The administration could have used 8 USC 1227, but they chose to use 50 USC 21.
. . .
Going back to an earlier point, the administration had plenty of other options to deport these people. If I had to concoct a (somewhat) viable reason to invoke the Alien Enemies Act (AEA), conceivably the administration might have had some evidence suggestng that the people that were deported were being directed by the government of Venezuela to harm the U.S. If the information was gathered through means the government does not want to disclose in court, conceivably the government could decide to invoke the AEA. Off hand, this strikes me as impluasible for several reasons, but I guess it is theoretically possible (I'm not taking a stand on this, if someone has a good reason this is not even theoretically possible I'm all ears, so to speak).
Here's a snip from the judge's opinion posted today:
>>>To preserve the status quo until Plaintiffs’ claims could be properly adjudicated, the Court issued two Temporary Restraining Orders that together prohibited the Government from relying solely on the Proclamation to remove the named Plaintiffs or any other Venezuelan noncitizens in its custody. Neither Order required the Government to release a single individual from its custody. Neither Order prevented the Government from apprehending anyone pursuant to the just-published Proclamation.
And neither Order prevented the Government from deporting anyone — including Plaintiffs — through authorities other than the Proclamation, such as the INA. Indeed, as the President last month designated Tren de Aragua a Foreign Terrorist Organization, members of the gang are already inadmissible to (and thus deportable from) the United States under the INA. See 8 U.S.C. § 1182(a)(3)(B). . . .

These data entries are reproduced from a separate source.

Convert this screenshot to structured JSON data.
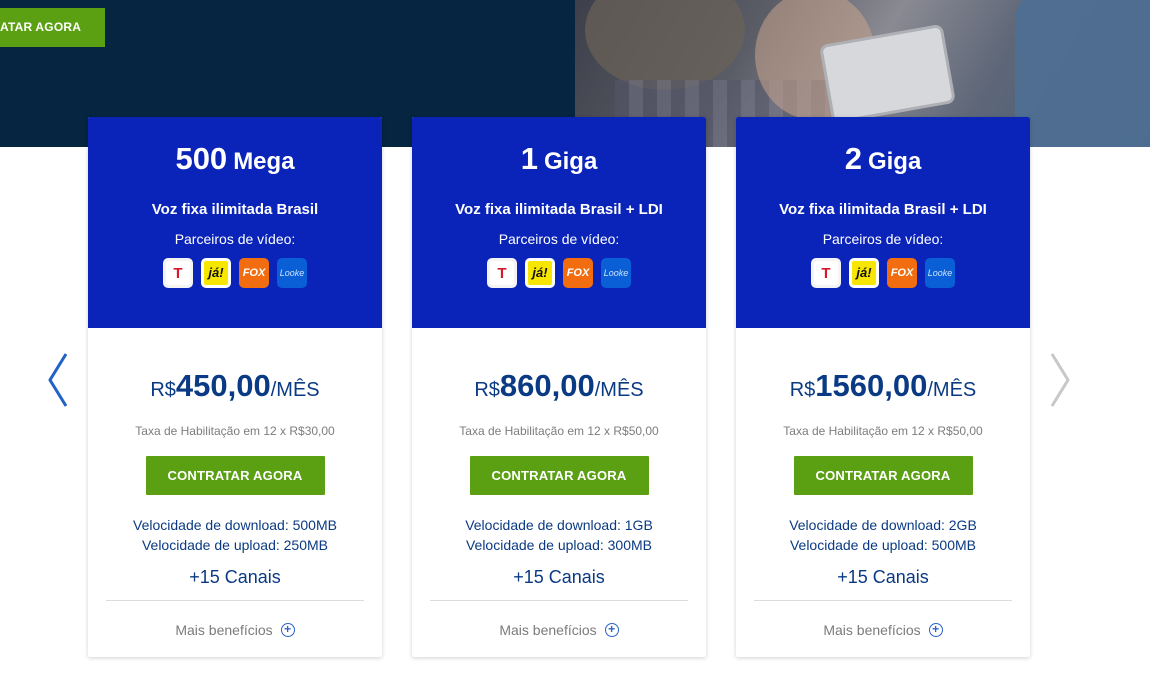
{
  "hero": {
    "cta_label": "ATAR AGORA"
  },
  "colors": {
    "hero_bg": "#062540",
    "card_header": "#0a23b9",
    "cta_green": "#5aa012",
    "text_blue": "#0b3a84",
    "arrow_left": "#2063c8",
    "arrow_right": "#c8c8c8"
  },
  "carousel": {
    "prev_icon": "chevron-left-icon",
    "next_icon": "chevron-right-icon"
  },
  "plans": [
    {
      "speed_number": "500",
      "speed_unit": "Mega",
      "voice": "Voz fixa ilimitada Brasil",
      "partners_label": "Parceiros de vídeo:",
      "partners": [
        "telecine-play-logo",
        "ja-logo",
        "fox-logo",
        "looke-logo"
      ],
      "currency": "R$",
      "price": "450,00",
      "period": "/MÊS",
      "fee": "Taxa de Habilitação em 12 x R$30,00",
      "cta": "CONTRATAR AGORA",
      "download": "Velocidade de download: 500MB",
      "upload": "Velocidade de upload: 250MB",
      "channels": "+15 Canais",
      "more": "Mais benefícios"
    },
    {
      "speed_number": "1",
      "speed_unit": "Giga",
      "voice": "Voz fixa ilimitada Brasil + LDI",
      "partners_label": "Parceiros de vídeo:",
      "partners": [
        "telecine-play-logo",
        "ja-logo",
        "fox-logo",
        "looke-logo"
      ],
      "currency": "R$",
      "price": "860,00",
      "period": "/MÊS",
      "fee": "Taxa de Habilitação em 12 x R$50,00",
      "cta": "CONTRATAR AGORA",
      "download": "Velocidade de download: 1GB",
      "upload": "Velocidade de upload: 300MB",
      "channels": "+15 Canais",
      "more": "Mais benefícios"
    },
    {
      "speed_number": "2",
      "speed_unit": "Giga",
      "voice": "Voz fixa ilimitada Brasil + LDI",
      "partners_label": "Parceiros de vídeo:",
      "partners": [
        "telecine-play-logo",
        "ja-logo",
        "fox-logo",
        "looke-logo"
      ],
      "currency": "R$",
      "price": "1560,00",
      "period": "/MÊS",
      "fee": "Taxa de Habilitação em 12 x R$50,00",
      "cta": "CONTRATAR AGORA",
      "download": "Velocidade de download: 2GB",
      "upload": "Velocidade de upload: 500MB",
      "channels": "+15 Canais",
      "more": "Mais benefícios"
    }
  ]
}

It is important to stress once again that the Order was narrow: it prevented Defendants only from removing the Plaintiff class on the sole basis of the Proclamation. In other words, the Order did not prevent Defendants from removing anyone — to include members of the class — through other immigration authorities such as the INA. Indeed, as previously mentioned, those affiliated with Tren de Aragua were all already deportable under that statute as members of an FTO. See 8 U.S.C. 1182(a)(3)(B). The Order also did not require Defendants to release a single person held in their custody, even individuals held only on the basis of the Proclamation. And it did not even prevent Defendants from apprehending noncitizens under the authority of the Proclamation (or any other law, for that matter).<< (emphasis added)
Here's the applicable provision from 8 USC 1227 cited by the judge:
>>>(B) Terrorist activities
Any
alien who is described in subparagraph (B) or (F) of
section 1182(a)(3) of this title is deportable.<<<
www.law.cornell.edu
The judge partly waived off on the political question doctrine
>>>Although it contends otherwise, the Government more fundamentally asserts that the Court has no business intruding into these nonjusticiable political questions. See Mot. to Vacate at 11–13. Given the broad powers the Executive possesses in national security and foreign affairs, this issue is a close call, and one the Court need not resolve today. . . .
The thorny issues of justiciability just described do not attend the entirely separate determination that an individual detained or removed under the Proclamation is, in fact, an “alien enemy,” 50 U.S.C. § 21, as defined by the President’s Proclamation — i.e., a Venezuelan citizen 14 years of age or older who is a member of Tren de Aragua and not a naturalized or lawful permanent resident of the United States. See 90 Fed. Reg. at 13034, § 1. As the Government essentially concedes, see Mot. to Vacate at 8; Mar. 21 Hearing Tr. at 13–15,
an unbroken line of precedent establishes that federal courts may review under habeas the factual basis for an “alien enemy” determination when it is challenged.<<< (emphasis added)
The opinion is 37 pages, but it's an interesting read if one wants to get up to speed on the legal issues involved.